Aby heads to the canteen and I try to reach her as fast as possible. The moment Aby pulls the chair, I get a hold of it. "I need to explain", I tell and Aby looks at me. Her eyes are filled with tears and she quickly pulls me into a hug. I have never seen Aby emotional, she is always full of life and sweet, but today I can see that she is hurt. 

"I don't want to lose you Jazz.. I don't know what the hell is going on between you and Derek. I told you that he will not return your love, then why do you keep throwing yourself at him?", Aby cries. I feel terrible for her, but I need to tell the truth. 

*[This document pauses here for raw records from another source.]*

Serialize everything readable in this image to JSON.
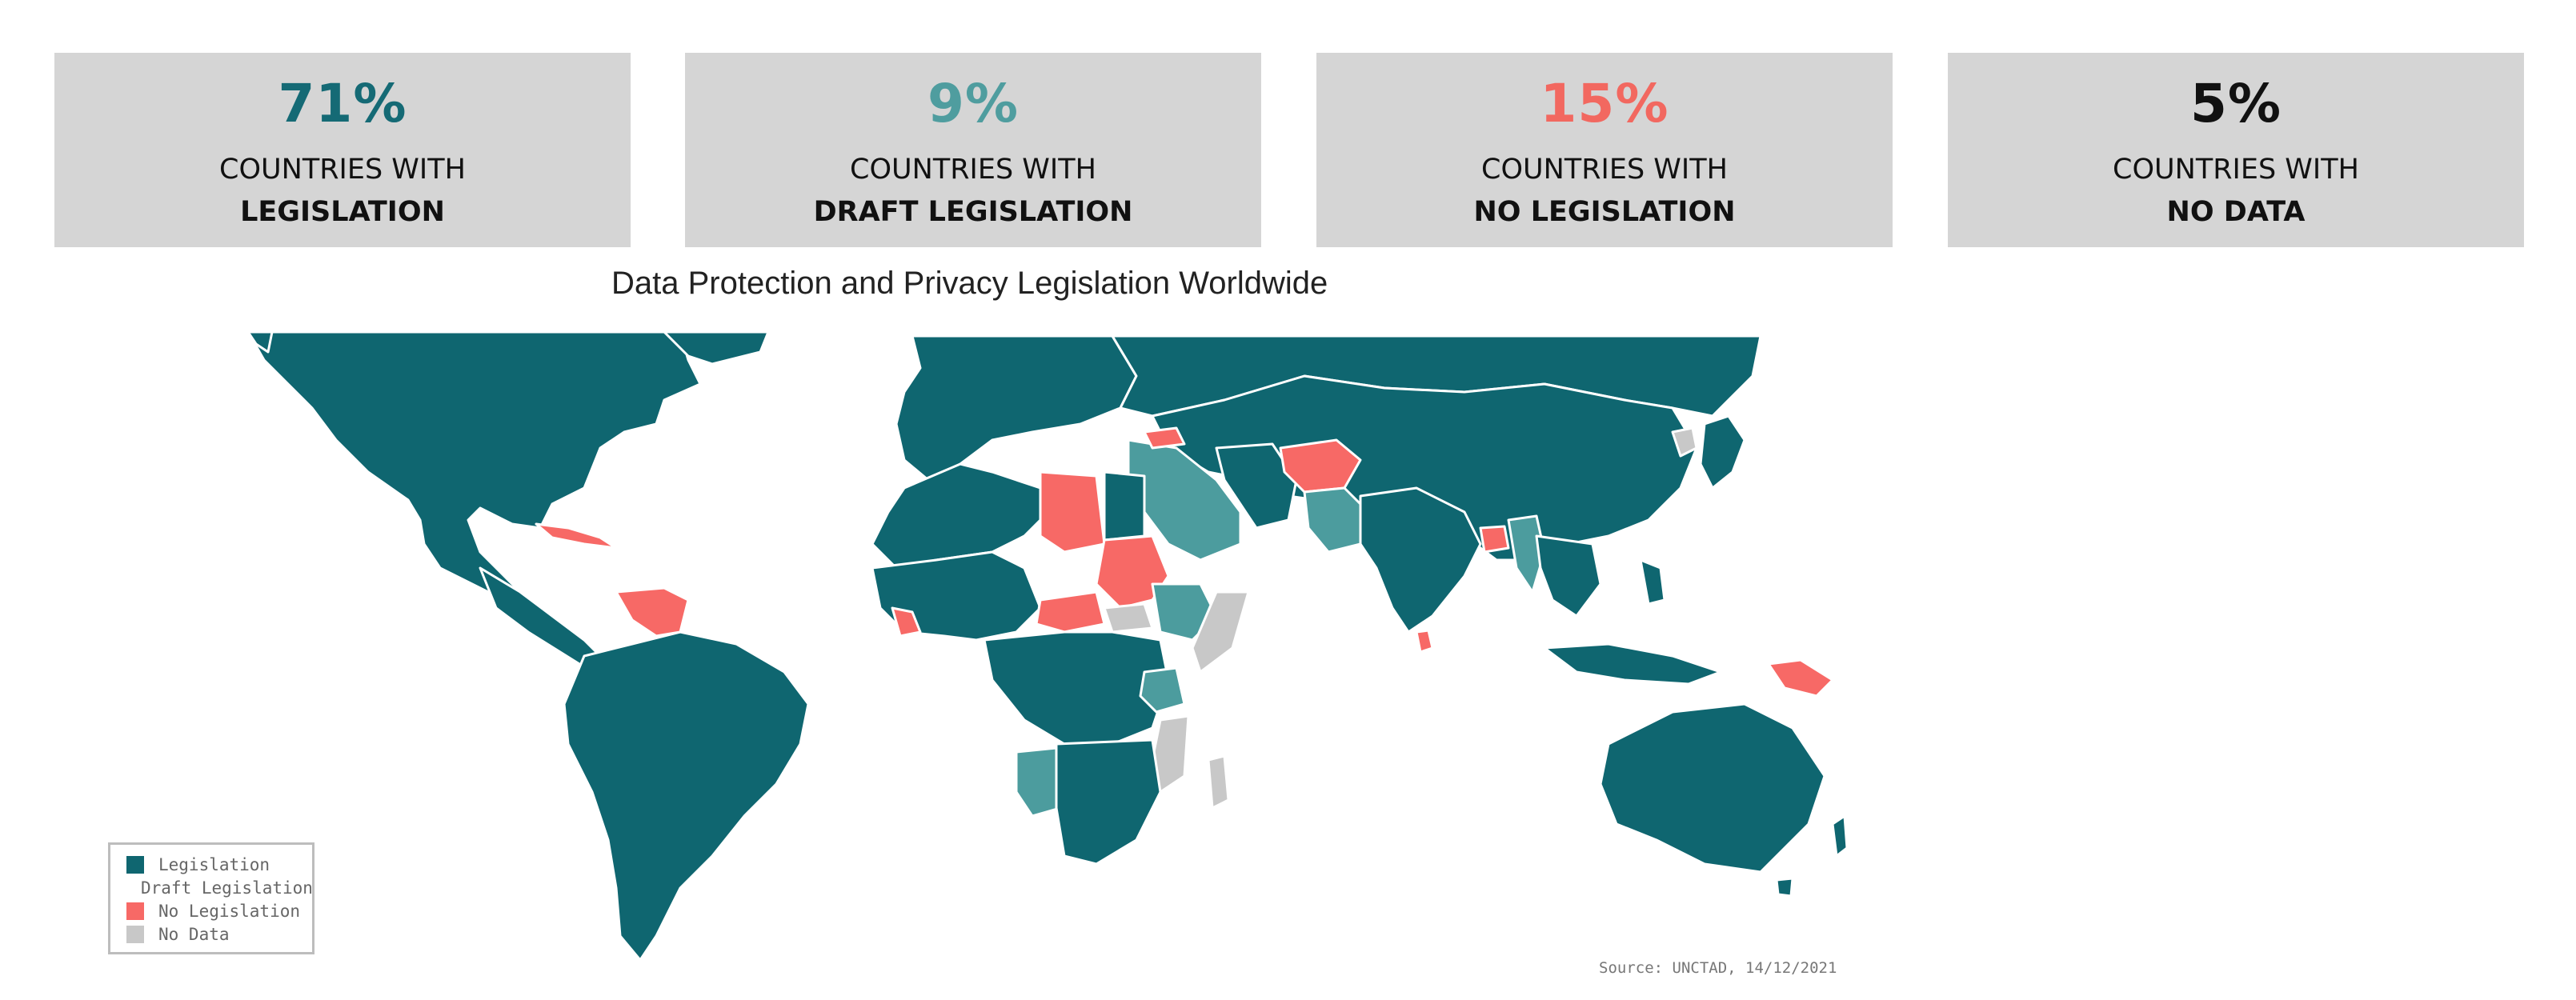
{
  "stats": [
    {
      "value": "71%",
      "line1": "COUNTRIES WITH",
      "line2": "LEGISLATION",
      "color": "#156a75"
    },
    {
      "value": "9%",
      "line1": "COUNTRIES WITH",
      "line2": "DRAFT LEGISLATION",
      "color": "#4f9d9f"
    },
    {
      "value": "15%",
      "line1": "COUNTRIES WITH",
      "line2": "NO LEGISLATION",
      "color": "#f26860"
    },
    {
      "value": "5%",
      "line1": "COUNTRIES WITH",
      "line2": "NO DATA",
      "color": "#111111"
    }
  ],
  "map": {
    "title": "Data Protection and Privacy Legislation Worldwide",
    "source": "Source: UNCTAD, 14/12/2021",
    "colors": {
      "legislation": "#0f6670",
      "draft": "#4c9c9e",
      "none": "#f76966",
      "nodata": "#c8c8c8"
    },
    "legend": [
      {
        "label": "Legislation",
        "color": "#0f6670"
      },
      {
        "label": "Draft Legislation",
        "color": "#4c9c9e"
      },
      {
        "label": "No Legislation",
        "color": "#f76966"
      },
      {
        "label": "No Data",
        "color": "#c8c8c8"
      }
    ]
  }
}
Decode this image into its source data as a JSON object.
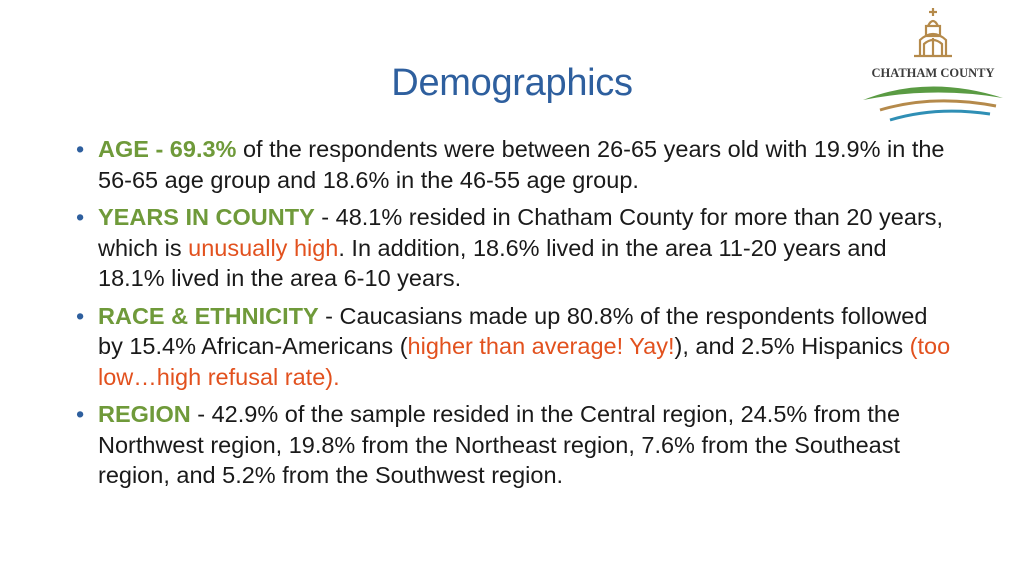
{
  "title": "Demographics",
  "logo": {
    "text": "CHATHAM COUNTY",
    "colors": {
      "brown": "#B58A4B",
      "green": "#5A9B43",
      "teal": "#2F8FB5"
    }
  },
  "bullets": [
    {
      "label": "AGE - 69.3%",
      "text": " of the respondents were between 26-65 years old with 19.9% in the 56-65 age group and 18.6% in the 46-55 age group."
    },
    {
      "label": "YEARS IN COUNTY",
      "pre": " - 48.1% resided in Chatham County for more than 20 years, which is ",
      "em": "unusually high",
      "post": ". In addition, 18.6% lived in the area 11-20 years and 18.1% lived in the area 6-10 years."
    },
    {
      "label": "RACE & ETHNICITY",
      "pre": " - Caucasians made up 80.8% of the respondents followed by 15.4% African-Americans (",
      "em": "higher than average! Yay!",
      "mid": "), and 2.5% Hispanics ",
      "em2": "(too low…high refusal rate)."
    },
    {
      "label": "REGION",
      "text": " - 42.9% of the sample resided in the Central region, 24.5% from the Northwest region, 19.8% from the Northeast region, 7.6% from the Southeast region, and 5.2% from the Southwest region."
    }
  ]
}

"Because I love him Aby", I say and her mouth drops. Aby is shocked. I should have told her before about everything. 

"Yes Aby I do love him. I know its strange and I know Derek is not going to return my love. But its not never. He does care for me and I know he does loves me, but he doesn't realize it", I say and Aby shakes her head. 

"Oh my naïve girl, wake up from your dream! You know nothing and Derek doesn't love anyone. Before its too late, stay away from him Jazz", Aby tells and leaves, before I can stop her. Her words play behind my mind. I am sure there is something going around me, but I just seem to unnotice it.